Разбившись по два человека, пленные носили на плечах двухметровые стволы дерева до вагона, а затем просто задвигали его без подъёмника в открытые двери вагона. Два особо крепких военнопленных складывали дерево внутри вагона в штабели.
- Не укладывайте чересчур аккуратно, нам важно просто заполнить эшелон целиком. – Шипел он на педантичных товарищей.
- Тогда состав будет перевозить воздух! – не понимал требований Милов.
Вагон медленно заполнялся. Наступала очередь следующего вагона. Погрузочную площадку освещал прожектор на высоком столбе. Это была какая-то сюрреалистическая картина: тени от стволов деревьев и копошащиеся военнопленные, словно некие фантастические бескрылые существа. Когда на землю упали первые лучи солнца, они зашагали назад в лагерь.

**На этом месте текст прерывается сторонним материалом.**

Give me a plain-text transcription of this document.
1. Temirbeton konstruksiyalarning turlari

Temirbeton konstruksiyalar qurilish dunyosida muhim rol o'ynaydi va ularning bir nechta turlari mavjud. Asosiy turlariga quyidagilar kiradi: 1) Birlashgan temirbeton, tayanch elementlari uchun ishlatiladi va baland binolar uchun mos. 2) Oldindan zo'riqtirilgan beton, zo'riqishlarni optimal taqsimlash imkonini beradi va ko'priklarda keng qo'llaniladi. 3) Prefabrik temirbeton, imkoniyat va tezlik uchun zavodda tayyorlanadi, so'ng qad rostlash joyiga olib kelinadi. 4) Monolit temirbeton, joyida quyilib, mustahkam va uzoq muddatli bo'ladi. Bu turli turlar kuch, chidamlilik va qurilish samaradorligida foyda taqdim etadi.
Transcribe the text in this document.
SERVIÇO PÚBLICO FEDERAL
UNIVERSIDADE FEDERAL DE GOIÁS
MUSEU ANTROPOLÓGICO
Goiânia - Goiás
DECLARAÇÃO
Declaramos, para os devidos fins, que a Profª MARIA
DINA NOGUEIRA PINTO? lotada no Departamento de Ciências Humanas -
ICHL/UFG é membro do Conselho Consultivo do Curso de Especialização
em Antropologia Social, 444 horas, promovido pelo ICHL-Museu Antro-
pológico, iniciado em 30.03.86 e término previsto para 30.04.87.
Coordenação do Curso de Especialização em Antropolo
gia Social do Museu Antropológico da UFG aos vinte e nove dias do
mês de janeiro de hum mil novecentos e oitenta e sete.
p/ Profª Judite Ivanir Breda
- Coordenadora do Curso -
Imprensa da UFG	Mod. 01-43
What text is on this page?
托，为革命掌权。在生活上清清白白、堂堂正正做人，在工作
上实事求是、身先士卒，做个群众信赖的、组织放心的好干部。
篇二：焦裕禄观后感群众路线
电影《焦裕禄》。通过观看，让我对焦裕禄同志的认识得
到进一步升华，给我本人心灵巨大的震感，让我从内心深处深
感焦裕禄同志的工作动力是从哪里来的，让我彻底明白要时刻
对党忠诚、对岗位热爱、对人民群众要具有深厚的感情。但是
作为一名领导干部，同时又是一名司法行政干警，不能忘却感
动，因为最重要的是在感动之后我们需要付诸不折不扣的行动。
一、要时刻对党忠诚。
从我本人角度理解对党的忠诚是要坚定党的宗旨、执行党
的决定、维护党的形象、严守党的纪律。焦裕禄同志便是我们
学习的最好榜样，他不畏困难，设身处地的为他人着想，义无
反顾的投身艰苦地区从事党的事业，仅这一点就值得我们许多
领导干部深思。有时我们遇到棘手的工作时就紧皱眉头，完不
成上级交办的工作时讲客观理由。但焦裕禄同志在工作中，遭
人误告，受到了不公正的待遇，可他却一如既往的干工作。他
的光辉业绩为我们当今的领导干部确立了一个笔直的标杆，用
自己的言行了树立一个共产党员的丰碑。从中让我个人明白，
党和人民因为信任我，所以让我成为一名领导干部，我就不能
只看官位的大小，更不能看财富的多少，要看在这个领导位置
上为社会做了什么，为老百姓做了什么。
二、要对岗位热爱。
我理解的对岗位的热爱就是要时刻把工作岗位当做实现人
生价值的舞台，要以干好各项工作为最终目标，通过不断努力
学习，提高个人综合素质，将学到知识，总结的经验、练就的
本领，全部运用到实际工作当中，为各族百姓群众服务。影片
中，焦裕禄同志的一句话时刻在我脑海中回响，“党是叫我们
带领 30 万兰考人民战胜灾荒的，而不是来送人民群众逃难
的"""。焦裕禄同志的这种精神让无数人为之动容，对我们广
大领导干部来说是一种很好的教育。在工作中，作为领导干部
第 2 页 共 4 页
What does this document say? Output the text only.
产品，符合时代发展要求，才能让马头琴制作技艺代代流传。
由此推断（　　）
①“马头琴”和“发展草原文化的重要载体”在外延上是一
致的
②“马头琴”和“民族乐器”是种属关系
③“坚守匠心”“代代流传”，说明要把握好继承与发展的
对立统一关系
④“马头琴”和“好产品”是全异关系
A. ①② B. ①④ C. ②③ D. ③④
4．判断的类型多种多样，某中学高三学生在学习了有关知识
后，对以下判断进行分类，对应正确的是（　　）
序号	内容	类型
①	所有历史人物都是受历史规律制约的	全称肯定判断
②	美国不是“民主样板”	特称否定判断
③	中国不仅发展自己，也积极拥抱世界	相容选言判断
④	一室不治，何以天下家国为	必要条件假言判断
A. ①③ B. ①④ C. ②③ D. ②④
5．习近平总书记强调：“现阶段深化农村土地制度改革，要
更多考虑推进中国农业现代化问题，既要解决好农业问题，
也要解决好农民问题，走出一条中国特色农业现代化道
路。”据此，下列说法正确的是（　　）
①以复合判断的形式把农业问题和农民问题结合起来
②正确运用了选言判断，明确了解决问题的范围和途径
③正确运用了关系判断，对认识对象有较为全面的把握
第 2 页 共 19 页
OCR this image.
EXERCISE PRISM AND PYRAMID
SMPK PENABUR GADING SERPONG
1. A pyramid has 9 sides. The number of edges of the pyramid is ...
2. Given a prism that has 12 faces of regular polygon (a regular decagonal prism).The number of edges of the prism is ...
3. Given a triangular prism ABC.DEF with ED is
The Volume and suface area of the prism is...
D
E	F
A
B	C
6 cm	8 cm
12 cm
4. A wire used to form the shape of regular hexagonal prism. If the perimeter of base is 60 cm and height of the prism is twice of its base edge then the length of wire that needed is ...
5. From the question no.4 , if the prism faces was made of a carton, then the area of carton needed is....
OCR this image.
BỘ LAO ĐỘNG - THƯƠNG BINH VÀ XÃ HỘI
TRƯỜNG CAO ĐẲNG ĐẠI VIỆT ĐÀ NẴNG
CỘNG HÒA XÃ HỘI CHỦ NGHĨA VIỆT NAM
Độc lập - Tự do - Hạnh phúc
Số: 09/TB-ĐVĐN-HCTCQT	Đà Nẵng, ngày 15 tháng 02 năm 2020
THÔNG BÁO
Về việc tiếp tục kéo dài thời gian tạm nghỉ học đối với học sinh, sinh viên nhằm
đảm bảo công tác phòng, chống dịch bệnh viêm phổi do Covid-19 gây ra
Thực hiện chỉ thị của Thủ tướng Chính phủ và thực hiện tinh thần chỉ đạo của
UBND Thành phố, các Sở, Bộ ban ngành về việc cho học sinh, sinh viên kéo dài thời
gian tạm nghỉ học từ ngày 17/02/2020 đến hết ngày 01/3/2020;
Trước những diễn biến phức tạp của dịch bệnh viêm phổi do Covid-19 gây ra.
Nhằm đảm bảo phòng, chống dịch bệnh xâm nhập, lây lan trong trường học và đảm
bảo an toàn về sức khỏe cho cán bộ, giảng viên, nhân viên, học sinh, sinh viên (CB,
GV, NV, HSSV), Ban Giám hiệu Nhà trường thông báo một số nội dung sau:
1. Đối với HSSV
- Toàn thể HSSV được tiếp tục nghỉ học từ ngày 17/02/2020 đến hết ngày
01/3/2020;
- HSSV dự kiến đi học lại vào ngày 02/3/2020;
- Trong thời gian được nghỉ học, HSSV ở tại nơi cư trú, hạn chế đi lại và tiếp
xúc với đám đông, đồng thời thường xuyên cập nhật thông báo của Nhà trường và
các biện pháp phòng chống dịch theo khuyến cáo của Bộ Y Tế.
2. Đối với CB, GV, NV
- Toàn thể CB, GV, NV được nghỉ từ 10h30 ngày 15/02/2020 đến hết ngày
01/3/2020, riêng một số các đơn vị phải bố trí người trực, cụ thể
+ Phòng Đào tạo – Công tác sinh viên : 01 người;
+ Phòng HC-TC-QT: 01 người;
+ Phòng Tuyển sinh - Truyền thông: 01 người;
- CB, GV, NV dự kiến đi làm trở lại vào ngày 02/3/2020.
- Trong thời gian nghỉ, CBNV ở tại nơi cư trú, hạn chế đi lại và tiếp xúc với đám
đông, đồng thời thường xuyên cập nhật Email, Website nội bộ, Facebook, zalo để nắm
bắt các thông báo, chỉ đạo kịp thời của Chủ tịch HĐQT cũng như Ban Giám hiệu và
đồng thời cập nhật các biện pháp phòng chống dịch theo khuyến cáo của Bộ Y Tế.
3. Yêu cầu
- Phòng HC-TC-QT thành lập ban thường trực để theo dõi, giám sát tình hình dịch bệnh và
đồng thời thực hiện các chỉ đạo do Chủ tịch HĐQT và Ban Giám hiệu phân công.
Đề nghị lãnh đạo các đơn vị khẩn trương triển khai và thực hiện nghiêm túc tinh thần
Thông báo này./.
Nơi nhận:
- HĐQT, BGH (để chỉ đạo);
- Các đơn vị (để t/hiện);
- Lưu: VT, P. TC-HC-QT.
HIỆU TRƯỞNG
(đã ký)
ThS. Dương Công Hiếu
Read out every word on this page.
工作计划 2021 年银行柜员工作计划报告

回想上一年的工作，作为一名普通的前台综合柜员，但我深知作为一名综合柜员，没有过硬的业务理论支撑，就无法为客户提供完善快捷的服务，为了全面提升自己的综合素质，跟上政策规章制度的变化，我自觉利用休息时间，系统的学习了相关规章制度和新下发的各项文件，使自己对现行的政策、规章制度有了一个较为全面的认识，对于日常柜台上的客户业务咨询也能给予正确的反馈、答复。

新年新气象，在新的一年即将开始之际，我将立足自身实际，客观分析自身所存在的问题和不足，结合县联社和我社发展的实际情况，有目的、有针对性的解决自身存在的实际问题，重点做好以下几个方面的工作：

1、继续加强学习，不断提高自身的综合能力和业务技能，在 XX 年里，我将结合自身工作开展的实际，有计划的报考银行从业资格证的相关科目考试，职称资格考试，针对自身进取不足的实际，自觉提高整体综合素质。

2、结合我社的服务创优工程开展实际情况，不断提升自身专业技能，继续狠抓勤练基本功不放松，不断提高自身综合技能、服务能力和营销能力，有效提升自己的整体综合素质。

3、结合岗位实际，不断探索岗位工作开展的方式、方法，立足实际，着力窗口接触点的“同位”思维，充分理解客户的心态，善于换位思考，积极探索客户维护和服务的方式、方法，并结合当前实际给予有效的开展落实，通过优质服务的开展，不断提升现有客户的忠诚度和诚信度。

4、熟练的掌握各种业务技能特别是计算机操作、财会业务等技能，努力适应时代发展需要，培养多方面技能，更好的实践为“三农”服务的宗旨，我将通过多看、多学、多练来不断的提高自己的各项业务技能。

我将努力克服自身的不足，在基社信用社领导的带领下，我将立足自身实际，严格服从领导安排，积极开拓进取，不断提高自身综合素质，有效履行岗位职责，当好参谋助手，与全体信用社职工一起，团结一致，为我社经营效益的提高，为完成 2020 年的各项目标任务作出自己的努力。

- Хорошо, что следующий день для нас выходной.
- Лишь бы дойти живыми…
Мороз был настолько крепок, что после работы не заводились моторы грузовиков. Полная луна освещала равнодушную землю. Группа из 50-60 пленных плелась, слепо спотыкаясь о ледяные торосы. Люди всё больше отдалялись один от другого. Майер уже не мог даже различить силуэт идущего впереди.
- Я думаю, что это конец. – Безразличный к своей жизни решил он.
Иоганн без сил упал на спину и внезапно увидел кроны склонившихся над ним деревьев. Они набросили на объёмные головы хрупкие жемчужные одежды из инея
- В воздухе ничто не шелохнётся. – Отметил страдалец. - Тишина и безмолвие… Царство сказочной снегурочки.
Вокруг него стояли, словно невесты в подвенечных уборах, светлые берёзы. Непоседливый ветер, налетев на них, словно замер от восторга на месте и утих.
- Если в мире столько красоты, - сказал себе Иоганн, - значит нужно жить, чтобы увидеть это…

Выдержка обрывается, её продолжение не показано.